Screen capture from 'Brick Mansions'
When is Detroit not Detroit?
OK, last night, just looking over Netflix and seeing what junk we could screen to warm up the old living room on a frigid Friday night, we found a lot of really dumb stuff. It was a toss-up between the movie about Nazi zombies and
Brick Mansions, released last year (and
reviewed in MT), an action movie set in Detroit in the far-off year of 2018.
Yeah, that's gonna be a go. The first third of the film gave me the eerie feeling I'd seen this before, the setup involving a walled-off ghetto in which a vigilante fights drug-dealing gangs (including a kingpin played by RZA) with lots of Parkour moves, at least until a super cop (played by that bland white dude from the "Fast and Furious" movies) is sent in to neutralize a neutron bomb that was smuggled into the city and teams up with the strangely familiar-looking guy, who for some reason has a French accent and looks about as Detroit as
Jean Reno. My guesses just started getting too good as to what was going to happen next, and when the crooked cop arrested the vigilante and not the hoods, I realized my déjà vu was due to the fact I'd seen this all before.
A little pause action and Internet searching confirmed it: This was a remake of
District 13, the film that practically introduced Parkour 11 years ago.
So what do you do when you realize you already know the whole story to the movie? You just watch it. But it's kind of fun to watch the way out-of-town filmmakers misunderstand Detroit, misrepresent Detroit, and just plain get the city wrong. When journalists do it, it's upsetting, but when moviemakers do it, it's comedy. (Such as one over-the-top shot of the Packard Plant that swings above it to reveal the title of the film! Is that what they're doing in there?)

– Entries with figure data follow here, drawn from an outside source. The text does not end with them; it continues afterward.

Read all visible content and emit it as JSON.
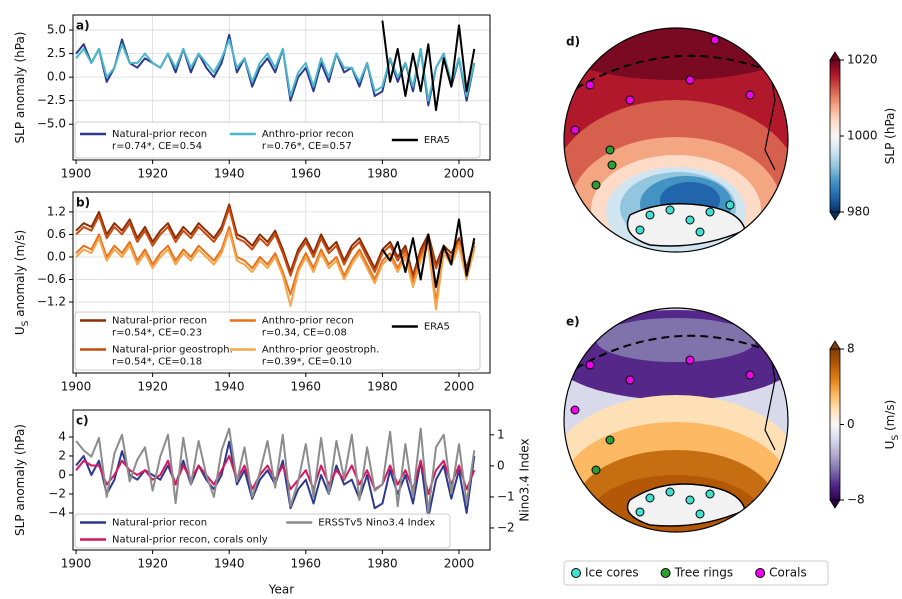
{
  "chart_data": [
    {
      "type": "line",
      "panel": "a)",
      "ylabel": [
        "SLP anomaly (hPa)"
      ],
      "grid": true,
      "legend_rows": 1,
      "x": [
        1900,
        1902,
        1904,
        1906,
        1908,
        1910,
        1912,
        1914,
        1916,
        1918,
        1920,
        1922,
        1924,
        1926,
        1928,
        1930,
        1932,
        1934,
        1936,
        1938,
        1940,
        1942,
        1944,
        1946,
        1948,
        1950,
        1952,
        1954,
        1956,
        1958,
        1960,
        1962,
        1964,
        1966,
        1968,
        1970,
        1972,
        1974,
        1976,
        1978,
        1980,
        1982,
        1984,
        1986,
        1988,
        1990,
        1992,
        1994,
        1996,
        1998,
        2000,
        2002,
        2004
      ],
      "xlim": [
        1899.2,
        2008.1
      ],
      "xticks": [
        1900,
        1920,
        1940,
        1960,
        1980,
        2000
      ],
      "ylim": [
        -8.8,
        6.6
      ],
      "yticks": [
        {
          "value": -5,
          "label": "−5.0"
        },
        {
          "value": -2.5,
          "label": "−2.5"
        },
        {
          "value": 0,
          "label": "0.0"
        },
        {
          "value": 2.5,
          "label": "2.5"
        },
        {
          "value": 5,
          "label": "5.0"
        }
      ],
      "series": [
        {
          "name": "Natural-prior recon",
          "stats": "r=0.74*, CE=0.54",
          "color": "#2b3990",
          "values": [
            2.5,
            3.5,
            1.5,
            3.0,
            -0.5,
            1.0,
            4.0,
            1.5,
            1.0,
            2.0,
            1.5,
            1.0,
            2.5,
            0.5,
            3.0,
            0.5,
            2.5,
            1.0,
            0.0,
            1.5,
            4.5,
            0.5,
            2.0,
            -1.0,
            1.0,
            2.0,
            0.5,
            3.0,
            -2.5,
            0.0,
            1.0,
            -1.5,
            1.5,
            -0.5,
            2.5,
            0.5,
            1.0,
            -1.0,
            1.5,
            -2.0,
            -1.5,
            2.0,
            -0.5,
            1.5,
            -1.5,
            3.0,
            -3.0,
            1.0,
            2.5,
            -1.0,
            2.0,
            -2.5,
            1.5
          ]
        },
        {
          "name": "Anthro-prior recon",
          "stats": "r=0.76*, CE=0.57",
          "color": "#4ab8c9",
          "values": [
            2.0,
            3.0,
            1.5,
            3.0,
            0.0,
            1.0,
            3.5,
            1.5,
            1.5,
            2.5,
            1.5,
            1.0,
            2.5,
            1.0,
            3.0,
            1.0,
            2.5,
            1.5,
            0.5,
            2.0,
            4.0,
            1.0,
            2.0,
            -0.5,
            1.5,
            2.5,
            1.0,
            3.0,
            -2.0,
            0.5,
            1.5,
            -1.0,
            2.0,
            0.0,
            2.5,
            1.0,
            1.0,
            -0.5,
            1.5,
            -1.5,
            -1.0,
            2.0,
            0.0,
            1.5,
            -1.0,
            3.0,
            -2.5,
            1.0,
            2.5,
            -0.5,
            2.0,
            -2.0,
            1.5
          ]
        },
        {
          "name": "ERA5",
          "color": "#000000",
          "x": [
            1980,
            1982,
            1984,
            1986,
            1988,
            1990,
            1992,
            1994,
            1996,
            1998,
            2000,
            2002,
            2004
          ],
          "values": [
            6.0,
            -0.5,
            3.0,
            -2.0,
            2.5,
            -1.5,
            3.5,
            -3.5,
            2.0,
            -1.0,
            5.5,
            -1.5,
            3.0
          ]
        }
      ]
    },
    {
      "type": "line",
      "panel": "b)",
      "ylabel": [
        "U",
        "S",
        " anomaly (m/s)"
      ],
      "grid": true,
      "legend_rows": 2,
      "x": [
        1900,
        1902,
        1904,
        1906,
        1908,
        1910,
        1912,
        1914,
        1916,
        1918,
        1920,
        1922,
        1924,
        1926,
        1928,
        1930,
        1932,
        1934,
        1936,
        1938,
        1940,
        1942,
        1944,
        1946,
        1948,
        1950,
        1952,
        1954,
        1956,
        1958,
        1960,
        1962,
        1964,
        1966,
        1968,
        1970,
        1972,
        1974,
        1976,
        1978,
        1980,
        1982,
        1984,
        1986,
        1988,
        1990,
        1992,
        1994,
        1996,
        1998,
        2000,
        2002,
        2004
      ],
      "xlim": [
        1899.2,
        2008.1
      ],
      "xticks": [
        1900,
        1920,
        1940,
        1960,
        1980,
        2000
      ],
      "ylim": [
        -3.09,
        1.73
      ],
      "yticks": [
        {
          "value": -1.2,
          "label": "−1.2"
        },
        {
          "value": -0.6,
          "label": "−0.6"
        },
        {
          "value": 0,
          "label": "0.0"
        },
        0.6,
        1.2
      ],
      "series": [
        {
          "name": "Natural-prior recon",
          "stats": "r=0.54*, CE=0.23",
          "color": "#8a2c04",
          "values": [
            0.7,
            0.9,
            0.8,
            1.2,
            0.6,
            0.9,
            0.7,
            1.0,
            0.5,
            0.8,
            0.4,
            0.7,
            0.9,
            0.5,
            0.8,
            0.6,
            0.9,
            0.7,
            0.5,
            0.8,
            1.4,
            0.6,
            0.5,
            0.3,
            0.6,
            0.4,
            0.7,
            0.2,
            -0.4,
            0.2,
            0.5,
            0.1,
            0.6,
            0.2,
            0.4,
            -0.1,
            0.3,
            0.5,
            0.1,
            -0.3,
            0.2,
            0.4,
            0.0,
            0.3,
            -0.5,
            0.2,
            0.6,
            -0.2,
            0.3,
            0.1,
            0.5,
            -0.3,
            0.4
          ]
        },
        {
          "name": "Natural-prior geostroph.",
          "stats": "r=0.54*, CE=0.18",
          "color": "#c94a0c",
          "values": [
            0.6,
            0.8,
            0.7,
            1.1,
            0.5,
            0.8,
            0.6,
            0.9,
            0.4,
            0.7,
            0.3,
            0.6,
            0.8,
            0.4,
            0.7,
            0.5,
            0.8,
            0.6,
            0.4,
            0.7,
            1.3,
            0.5,
            0.4,
            0.2,
            0.5,
            0.3,
            0.6,
            0.1,
            -0.5,
            0.1,
            0.4,
            0.0,
            0.5,
            0.1,
            0.3,
            -0.2,
            0.2,
            0.4,
            0.0,
            -0.4,
            0.1,
            0.3,
            -0.1,
            0.2,
            -0.6,
            0.1,
            0.5,
            -0.3,
            0.2,
            0.0,
            0.4,
            -0.4,
            0.3
          ]
        },
        {
          "name": "Anthro-prior recon",
          "stats": "r=0.34, CE=0.08",
          "color": "#e8711a",
          "values": [
            0.1,
            0.3,
            0.2,
            0.6,
            0.0,
            0.3,
            0.1,
            0.4,
            -0.1,
            0.2,
            -0.2,
            0.1,
            0.3,
            -0.1,
            0.2,
            0.0,
            0.3,
            0.1,
            -0.1,
            0.2,
            0.8,
            0.0,
            -0.1,
            -0.3,
            0.0,
            -0.2,
            0.1,
            -0.4,
            -1.0,
            -0.3,
            0.1,
            -0.3,
            0.2,
            -0.2,
            0.0,
            -0.5,
            -0.1,
            0.2,
            -0.2,
            -0.6,
            -0.1,
            0.1,
            -0.3,
            0.1,
            -0.7,
            0.0,
            0.4,
            -1.2,
            0.2,
            -0.1,
            0.4,
            -0.5,
            0.3
          ]
        },
        {
          "name": "Anthro-prior geostroph.",
          "stats": "r=0.39*, CE=0.10",
          "color": "#f6a54a",
          "values": [
            0.0,
            0.2,
            0.1,
            0.5,
            -0.1,
            0.2,
            0.0,
            0.3,
            -0.2,
            0.1,
            -0.3,
            0.0,
            0.2,
            -0.2,
            0.1,
            -0.1,
            0.2,
            0.0,
            -0.2,
            0.1,
            0.7,
            -0.1,
            -0.2,
            -0.4,
            -0.1,
            -0.3,
            0.0,
            -0.5,
            -1.3,
            -0.4,
            0.0,
            -0.4,
            0.1,
            -0.3,
            -0.1,
            -0.6,
            -0.2,
            0.1,
            -0.3,
            -0.7,
            -0.2,
            0.0,
            -0.4,
            0.0,
            -0.8,
            -0.1,
            0.3,
            -1.4,
            0.1,
            -0.2,
            0.3,
            -0.6,
            0.2
          ]
        },
        {
          "name": "ERA5",
          "color": "#000000",
          "x": [
            1980,
            1982,
            1984,
            1986,
            1988,
            1990,
            1992,
            1994,
            1996,
            1998,
            2000,
            2002,
            2004
          ],
          "values": [
            0.2,
            -0.1,
            0.4,
            -0.4,
            0.5,
            -0.6,
            0.6,
            -0.8,
            0.3,
            -0.2,
            1.0,
            -0.5,
            0.5
          ]
        }
      ]
    },
    {
      "type": "line",
      "panel": "c)",
      "ylabel": [
        "SLP anomaly (hPa)"
      ],
      "y2label": "Nino3.4 Index",
      "xlabel": "Year",
      "grid": false,
      "legend_rows": 2,
      "x": [
        1900,
        1902,
        1904,
        1906,
        1908,
        1910,
        1912,
        1914,
        1916,
        1918,
        1920,
        1922,
        1924,
        1926,
        1928,
        1930,
        1932,
        1934,
        1936,
        1938,
        1940,
        1942,
        1944,
        1946,
        1948,
        1950,
        1952,
        1954,
        1956,
        1958,
        1960,
        1962,
        1964,
        1966,
        1968,
        1970,
        1972,
        1974,
        1976,
        1978,
        1980,
        1982,
        1984,
        1986,
        1988,
        1990,
        1992,
        1994,
        1996,
        1998,
        2000,
        2002,
        2004
      ],
      "xlim": [
        1899.2,
        2008.1
      ],
      "xticks": [
        1900,
        1920,
        1940,
        1960,
        1980,
        2000
      ],
      "ylim": [
        -7.9,
        6.84
      ],
      "yticks": [
        {
          "value": -4,
          "label": "−4"
        },
        {
          "value": -2,
          "label": "−2"
        },
        0,
        2,
        4
      ],
      "y2lim": [
        -2.71,
        1.8
      ],
      "y2ticks": [
        {
          "value": -2,
          "label": "−2"
        },
        {
          "value": -1,
          "label": "−1"
        },
        0,
        1
      ],
      "series": [
        {
          "name": "Natural-prior recon",
          "color": "#2b3990",
          "values": [
            1.0,
            2.0,
            0.0,
            1.5,
            -2.0,
            -0.5,
            2.5,
            0.0,
            -0.5,
            0.5,
            0.0,
            -0.5,
            1.0,
            -1.0,
            1.5,
            -1.0,
            1.0,
            -0.5,
            -1.5,
            0.0,
            3.5,
            -1.0,
            0.5,
            -2.5,
            -0.5,
            0.5,
            -1.0,
            1.5,
            -3.5,
            -1.5,
            -0.5,
            -3.0,
            0.0,
            -2.0,
            1.0,
            -1.0,
            -0.5,
            -2.5,
            0.0,
            -3.5,
            -3.0,
            0.5,
            -2.0,
            0.0,
            -3.0,
            1.5,
            -4.5,
            -0.5,
            1.0,
            -2.5,
            0.5,
            -4.0,
            2.0
          ]
        },
        {
          "name": "Natural-prior recon, corals only",
          "color": "#d6175f",
          "values": [
            0.5,
            1.5,
            1.0,
            1.0,
            -1.0,
            0.0,
            1.5,
            0.5,
            0.0,
            0.5,
            -0.5,
            0.0,
            1.5,
            -1.0,
            1.0,
            -0.5,
            1.0,
            0.0,
            -1.0,
            0.5,
            2.0,
            -0.5,
            1.0,
            -1.5,
            0.0,
            1.0,
            -0.5,
            1.0,
            -1.5,
            -0.5,
            0.5,
            -1.5,
            1.0,
            -1.0,
            0.5,
            -0.5,
            1.0,
            -1.0,
            0.5,
            -1.5,
            -1.0,
            1.0,
            -1.0,
            0.5,
            -1.5,
            1.5,
            -2.0,
            0.5,
            1.5,
            -1.0,
            1.0,
            -1.5,
            0.5
          ]
        },
        {
          "name": "ERSSTv5 Nino3.4 Index",
          "color": "#8c8c8c",
          "axis": "y2",
          "values": [
            0.8,
            0.5,
            0.3,
            0.9,
            -1.0,
            0.4,
            1.0,
            -0.5,
            0.2,
            0.6,
            -0.8,
            0.3,
            1.0,
            -1.2,
            0.9,
            -0.6,
            0.8,
            -0.3,
            -1.0,
            0.5,
            1.2,
            -0.5,
            0.6,
            -1.0,
            -0.2,
            0.8,
            -0.7,
            1.0,
            -1.3,
            -0.5,
            0.7,
            -1.0,
            0.9,
            -0.9,
            0.8,
            -0.4,
            1.0,
            -1.1,
            0.6,
            -0.8,
            -0.6,
            1.1,
            -1.3,
            0.7,
            -1.0,
            1.2,
            -1.5,
            0.6,
            1.0,
            -0.9,
            0.7,
            -1.2,
            0.5
          ]
        }
      ]
    },
    {
      "type": "map",
      "panel": "d)",
      "colorbar_label": [
        "SLP (hPa)"
      ],
      "clim": [
        980,
        1020
      ],
      "cticks": [
        980,
        1000,
        1020
      ],
      "colors": [
        "#053061",
        "#2166ac",
        "#4393c3",
        "#92c5de",
        "#d1e5f0",
        "#f7f7f7",
        "#fddbc7",
        "#f4a582",
        "#d6604d",
        "#b2182b",
        "#67001f"
      ]
    },
    {
      "type": "map",
      "panel": "e)",
      "colorbar_label": [
        "U",
        "S",
        " (m/s)"
      ],
      "clim": [
        -8,
        8
      ],
      "cticks": [
        {
          "value": -8,
          "label": "−8"
        },
        0,
        8
      ],
      "colors": [
        "#2d004b",
        "#542788",
        "#8073ac",
        "#b2abd2",
        "#d8daeb",
        "#f7f7f7",
        "#fee0b6",
        "#fdb863",
        "#e08214",
        "#b35806",
        "#7f3b08"
      ]
    }
  ],
  "proxy_legend": [
    {
      "name": "Ice cores",
      "color": "#40e0d0"
    },
    {
      "name": "Tree rings",
      "color": "#2ca02c"
    },
    {
      "name": "Corals",
      "color": "#ee00ee"
    }
  ]
}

Worst gaffe would be zooming out from Detroit only to find that Detroit is apparently in the heart of Chicago. Second worst would be showing a mass of postwar public housing high-rises where that burgeoning "Midtown" area should be.
As for the mayor who wants to blow up a ghetto with a neutron bomb so it can be redeveloped, that's just ridiculous. Who needs neutron bombs when you have the city's powerful speculators flattening whole areas the old-fashioned way?
Anyway, if you have approximately 87 minutes to waste on an utterly silly film, at least one without Nazi zombies. see if
Brick Mansions is streaming on Netflix in your area.